Student Reflection: Auschwitz

Rafi Josselson

Auschwitz I is the smaller camp. It mostly housed Polish and political prisoners. Unlike Birkenau, it was smaller and is still mostly preserved.

It was haunting. The preserved barracks were home to an exhibition. I saw collections of human hair, glasses, suitcases, prosthetics, and shoes. Victims were viewed as products, not human beings.

Walking through the Yad Vashem exhibit, I leafed through the book of names, a more complete version of which I will encounter in a month in Jerusalem. Every page was hundreds of deaths.

We also visited the execution area/death wall. Murder was a show. Not a crime.

There was also the first gas chamber, originally experimental, preserved here. I could barely stay in for two minutes. The air was heavier. It was a sea of suffering.

When we arrived at Birkenau, all I initially saw was the gate. A haunting symbol of arrival—an entrance to hell.

Jews were not considered human. They shared communal toilets. They went at the same time, next to each other on full display to the guards and to each other.

Barracks were row after row of beds. Well, if you could call them beds. They were more like shelves. They were designed to store 5 or 6 bodies every night. Prisoners had to keep all belongings on them. There was no privacy.

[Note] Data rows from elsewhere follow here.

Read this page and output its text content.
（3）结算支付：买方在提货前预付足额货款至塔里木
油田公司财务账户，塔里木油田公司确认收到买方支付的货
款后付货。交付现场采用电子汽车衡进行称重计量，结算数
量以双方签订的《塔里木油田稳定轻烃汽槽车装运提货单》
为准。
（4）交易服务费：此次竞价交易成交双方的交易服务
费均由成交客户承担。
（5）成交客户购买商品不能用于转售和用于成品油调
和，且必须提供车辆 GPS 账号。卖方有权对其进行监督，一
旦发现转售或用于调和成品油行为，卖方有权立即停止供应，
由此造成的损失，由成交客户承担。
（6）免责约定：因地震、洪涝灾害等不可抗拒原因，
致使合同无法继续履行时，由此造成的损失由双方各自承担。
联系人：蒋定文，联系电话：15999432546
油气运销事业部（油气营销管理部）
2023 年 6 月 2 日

When I saw the ruins of the crematoria for the first time, I cried. All I could hear were the screams of the children, the women, the elderly, and the otherwise deemed “unuseful.” They were tricked. They were promised a warm shower. They were terrorized with gassing and slave labor, shoveled their bodies into the chimneys to burn. Their ashes were scattered in the rivers. We can never give them a proper burial.

Walking back on the tracks, I hit every wooden plank with my foot. Normally such a long walk would tire me, but all I could think of was each inch the train would crawl to reach the final destination—death.

We finished back at the main gate. A mincha that I will never forget. Every word of the Kaddish weighed on my tongue. 1.1 million murdered. Children. Adults. Elderly. Mothers. Fathers. Siblings. Grandparents. Friends. Loved Ones.

Is there an answer to Auschwitz? No. But there is a response. Never forget what happened. Never forget the lives stolen, the humanity destroyed, and the hatred espoused. But, never forget our responsibilities. As humans, we must never let this happen to another. As Jews, we must never let this happen again.

We’ve failed. For eighty years we have failed. We, as individuals, can do nothing to free the hostages or stop the Uyghur Genocide. But we can act on an individual scale. To be kind to the stranger and to love each other.